- AUTHOR
- Our poets, whether named or anonymous, must have lived or published during the long eighteenth century (1660-1800).
- The poet’s name is given in the entry title bar, and at the beginning of the post.
- For anonymous or pseudonymous poems, if authorship can be reliably determined by available scholarship, the poet’s name will appear in brackets.
- If authorship cannot be reliably determined, the poet’s name as it appears in print will be given within quotation marks.
- “Anonymous” is used for any unsigned poem.
- Where applicable, graduate student editors also write up a short biography of their poet. These are organized alphabetically by surname in the drop-down menu under “Poet Biographies” in the main menu.
- POEM: TITLE
- We aim to offer poems not typically found in modern teaching anthologies of eighteenth-century poetry.
- Poems are chosen based on perceived topical, cultural, historical, and/or aesthetic value.
- The poem title is rendered in quotation marks if it was published in a periodical, single-author volume, miscellany, or any other collection of poems.
- The title is rendered in italics if the poem was published separately, with its own title page.
- POEM: COPY-TEXT
- We strive to use eighteenth-century print sources as our copy-texts.
- However, given our limited archive on campus, and lack of access to a major collection of eighteenth-century books, we allow for the use of digital and microfilm surrogates.
- We are reflexively aware of the problems that can ensue from using these surrogates (a line cropped from the bottom of a page in the photography process; poor reproduction quality). Students using surrogate sources are cautioned about these issues, and instructed to avoid texts that were obviously compromised in the surrogate-making process.
- When a surrogate source is used as copy-text, that fact is noted in brackets at the end of the bibliographical “Source” line of the post, e.g. “[ECCO].”
- This offers transparency for users regarding our limitations, while also allowing us to give credit to a variety of digital sources (e.g. EEBO, ECCO, Hathi Trust, Google Books) that help make a project like this possible.
- POEM: FORMATTING
- We aim to format our poems as closely to the original as possible.
- Orthography: Original spelling is maintained, unless determined to be a printer’s error.
- Punctuation: Original punctuation is maintained, unless determined to be a printer’s error.
- Original stanzaic form and any paragraph or stanza breaks are maintained.

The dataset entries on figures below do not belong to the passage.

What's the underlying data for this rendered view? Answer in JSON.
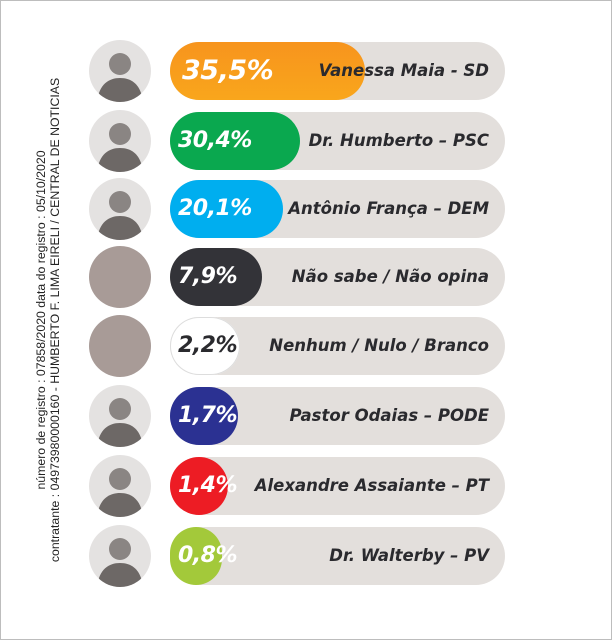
{
  "caption": {
    "line1": "número de registro : 07858/2020 data do registro : 05/10/2020",
    "line2": "contratante : 04973980000160 - HUMBERTO F. LIMA EIRELI / CENTRAL DE NOTICIAS"
  },
  "chart_data": {
    "type": "bar",
    "orientation": "horizontal",
    "unit": "%",
    "categories": [
      "Vanessa Maia - SD",
      "Dr. Humberto – PSC",
      "Antônio França – DEM",
      "Não sabe / Não opina",
      "Nenhum / Nulo / Branco",
      "Pastor Odaias – PODE",
      "Alexandre Assaiante – PT",
      "Dr. Walterby – PV"
    ],
    "values": [
      35.5,
      30.4,
      20.1,
      7.9,
      2.2,
      1.7,
      1.4,
      0.8
    ],
    "labels": [
      "35,5%",
      "30,4%",
      "20,1%",
      "7,9%",
      "2,2%",
      "1,7%",
      "1,4%",
      "0,8%"
    ],
    "colors": [
      "#f7941d",
      "#0aa84f",
      "#00aeef",
      "#333338",
      "#ffffff",
      "#2b3192",
      "#ed1c24",
      "#a3c93a"
    ],
    "track_color": "#e3dfdc",
    "photo": [
      true,
      true,
      true,
      false,
      false,
      true,
      true,
      true
    ]
  }
}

- Original italics are maintained, but not small caps or ligatures (which are not available in WordPress). We substitute full caps for small caps in our formatting, and silently separate ligatures.
- Printer’s Errors: Any discernible printer’s errors are corrected and noted in the apparatus.
- Line numbers are added in increments of 5 to all poems for pedagogical purposes.
- NOTES
- We aim to gloss all allusions, quotations, geographic and historical references, proper names, and archaic language to aid interpretation of the poem.
- Annotations appear immediately below the poem in the “Notes” section.
- All annotations are keyed to line number; the word or phrase in question is italicized, and the gloss immediately follows.
- Sources are given parenthetically in abbreviated or short form (e. g. “(OED)” for Oxford English Dictionary; (EDD) for English Dialect Dictionary; or (Author, Short Title, [date], p. #) for less well-known sources.
- SOURCE
- The “Source” line provides bibliographic and copy-text information.
- TAGS
- Each poem is tagged according to the following categories: author, poetic genre, verse form, and main topic(s) or theme(s). These tags allow users to retrieve, for example, all poems by a particular author, all elegies, all poems in blank verse, or all poems about nature.
- EDITED BY
- In an effort to address the issue of credit where credit is due in long-term digital humanities projects, editors are encouraged to sign their posts at the end.
- In the event that anonymity is desired, an editor is encouraged—following good eighteenth-century practice—to use a pseudonym instead of leaving the line blank.